Oradaydım: Slow Cheese 2017 Bodrum

0

Slow Food, Yeşil Gazete okurlarının malumu, üretimde coğrafyayı, tüketimde adaleti ve üretimden tüketime temiz usulleri savunan, gezegenin bekasını gıda üzerinden ve eşitlikçi bir çizgide konuşmaya gayret eden, yatayda yapılanan bir hareket. Avrupa’da köklenip sesini çoğulcu (küresel demek istemiyorum) bir uslüp dahilinde gezegene yaymaya çalışırken, tüm süreci festivallerle bezemiş. Terra Madre, belki de en bilineni, iki yılda bir gerçekleşen en geniş katılımlı toplantısı. Slow Meat ve Asiogusto belki biraz daha az bilinenleri ancak bir konuya odaklanmış ve neredeyse onar yıllık geri planlarıyla artık birer kampanya sayılabilecek Slow Fish ve Slow Cheese ise, tohumlarını başladıkları bölgelerden uzak coğrafyalara atmaya başarabilmiş olanları.

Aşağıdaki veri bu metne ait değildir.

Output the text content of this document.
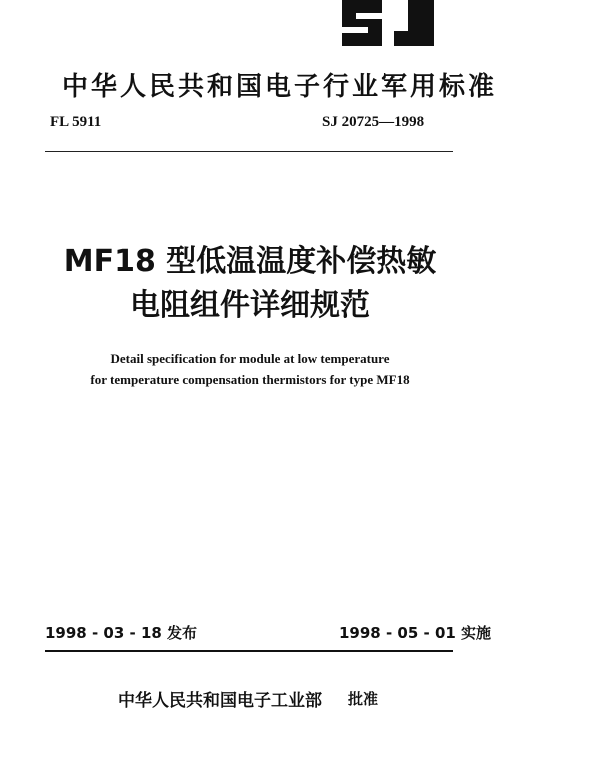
中华人民共和国电子行业军用标准
FL 5911	SJ 20725—1998
MF18 型低温温度补偿热敏
电阻组件详细规范
Detail specification for module at low temperature
for temperature compensation thermistors for type MF18
1998 - 03 - 18 发布	1998 - 05 - 01 实施
中华人民共和国电子工业部 批准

Bunlardan Slow Cheese, 2015 yılından bu yana, ilk köklendiği Bra’dan (İtalya) hayli uzak ve belki de peynirle anılması en şaşırtıcı bulunacak beldelerimizden birinde, Bodrum’da tertip edilmekte. Slow Food Bodrum gönüllülerinin fevkalade disiplinli ve ısrarlı gayreti neticesinde Türkiye’nin farklı yörelerinden gelen ve kaybolmaya yüz tutmuş süt ürünlerini ve yerel üreticilerini bir araya geliyor. Adını duyup kendisini hiç görmediğiniz peynirlerin tadımlarından, AB standartları ya da Gıda Tarım Hayvancılık Bakanlığı hijyen beklentileri, onlarca okuduğunuz ancak uygulamasında sıkıntı yaşayacağınız konuya ilişkin üretici eğitimlerine, kamu ile üreticiyi bir araya getirip tartıştıran panellerine katmanlı bir etkinlik bu.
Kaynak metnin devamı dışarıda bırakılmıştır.